Шатер покинут и очаг, не для меня тепло и чад, вокруг котла пусть без меня и врут, и клянчат, и урчат! Коня возьму — он бел и чист, струится грива, взгляд лучист. Клинок возьму — луной обласкан, мой свист во тьму опасно-ясный. На знамени моем — ясность, и в сердце у меня ясность, и клятва первая моя — ясность, и жертва страшная моя — ясность.
Лечу, скачу, ищу, где бой, где прост и ясен спор любой. Мой конь храпит, а я пою балладу буйную мою. Пусть без меня дымит очаг, не для меня тепло и чад, вокруг котла пусть без меня и врут, и клянчат, и урчат! На знамени моем — ясность, и в сердце у меня ясность, и клятва первая моя — ясность, и жертва страшная моя — ясность!
Но вот — рассвет, а боя нет, и ясность утренней звезды пленяет. Мой конь бредет, заря встает, рожок дудит, роса сверкает… И я, усталая, пою балладу тихую мою.
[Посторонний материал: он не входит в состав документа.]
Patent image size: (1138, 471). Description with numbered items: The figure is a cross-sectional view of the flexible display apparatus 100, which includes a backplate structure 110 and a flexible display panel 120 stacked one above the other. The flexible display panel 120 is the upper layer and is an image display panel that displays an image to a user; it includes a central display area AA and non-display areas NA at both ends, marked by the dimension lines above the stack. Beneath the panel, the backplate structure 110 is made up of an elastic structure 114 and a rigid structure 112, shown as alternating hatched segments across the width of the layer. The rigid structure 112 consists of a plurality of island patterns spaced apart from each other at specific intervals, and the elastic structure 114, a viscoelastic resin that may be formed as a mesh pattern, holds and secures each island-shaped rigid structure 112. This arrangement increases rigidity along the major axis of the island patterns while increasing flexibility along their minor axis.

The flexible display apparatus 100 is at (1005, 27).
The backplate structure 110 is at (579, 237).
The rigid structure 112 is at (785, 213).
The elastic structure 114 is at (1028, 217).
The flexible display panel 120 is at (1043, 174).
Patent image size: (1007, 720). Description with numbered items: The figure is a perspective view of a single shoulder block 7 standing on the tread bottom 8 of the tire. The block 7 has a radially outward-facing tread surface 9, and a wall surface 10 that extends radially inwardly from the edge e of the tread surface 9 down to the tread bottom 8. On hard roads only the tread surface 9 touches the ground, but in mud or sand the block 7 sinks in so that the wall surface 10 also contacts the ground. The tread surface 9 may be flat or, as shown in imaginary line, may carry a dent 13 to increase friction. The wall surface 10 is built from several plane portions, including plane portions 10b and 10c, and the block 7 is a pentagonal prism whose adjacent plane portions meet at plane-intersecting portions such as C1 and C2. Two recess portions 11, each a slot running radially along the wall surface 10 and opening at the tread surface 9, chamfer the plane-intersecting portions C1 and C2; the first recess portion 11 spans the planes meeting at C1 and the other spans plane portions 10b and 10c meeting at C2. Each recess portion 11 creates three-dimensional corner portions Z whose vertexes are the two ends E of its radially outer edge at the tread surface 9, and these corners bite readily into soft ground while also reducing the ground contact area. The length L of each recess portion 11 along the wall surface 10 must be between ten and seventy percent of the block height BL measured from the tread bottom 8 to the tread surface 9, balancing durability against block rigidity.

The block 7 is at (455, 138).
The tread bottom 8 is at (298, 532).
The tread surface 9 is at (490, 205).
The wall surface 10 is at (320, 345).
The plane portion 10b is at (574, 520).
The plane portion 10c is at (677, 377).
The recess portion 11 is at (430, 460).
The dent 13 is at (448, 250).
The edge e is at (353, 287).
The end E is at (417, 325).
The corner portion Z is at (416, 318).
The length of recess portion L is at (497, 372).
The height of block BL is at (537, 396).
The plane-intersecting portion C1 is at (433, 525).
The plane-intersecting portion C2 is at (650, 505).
На знамени моем — ясность, а в сердце у меня верность, а клятва первая моя — щедрость! Кому отдам души моей нежность, кому отдам руки моей слабость?.. Там без меня горит очаг… Не для меня тепло и чад…
Вокруг котла пусть без меня и врут, и клянчат, и урчат!..
— Не пугайся, деточка, ты просыпаешься.
— Я вращаюсь!.. Какая правильная орбита! Я не человек, я сознающий элемент, нечто… Вращаюсь в глухом и бездонном одиночестве… Некому, кроме меня, осознать багровое окружение… Ключ жизни у меня! В моем сознании, в моем вращении! Вся ответственность — на мне! Я хранительница, я держательница — единственная в красно-коричневых скалах, единственная в гранатовом море, единственная в вечно-закатном небе…
— Все хорошо, все позади, не пугайся… Просыпайся!..
— Я проснулась.
— Все позади, все хорошо…
— Кто мог у меня быть, доктор? Девочка или мальчик?
— Что ты, миленькая, что ты, моя бедняжечка, доктор не может тебе сказать на твоем сроке, что ты!..
— Двойня.
Женщины в палате стали другими — слабыми, усталыми, нежно-удрученными. Они подходили к окнам, махали мужьям с виновато-ободряющими улыбками, растроганно разворачивали передачи, умилялись неуклюжей заботливости. Говорили мало, главным образом о детях. О своих, у кого были свои, о чужих, если своих не было. О вчерашнем почти не вспоминали — случайность, с кем не бывает, но больше нет, никогда. Только та, что была здесь четырнадцатый раз, смеялась, широко показывая на зависть прекрасные зубы чертовки.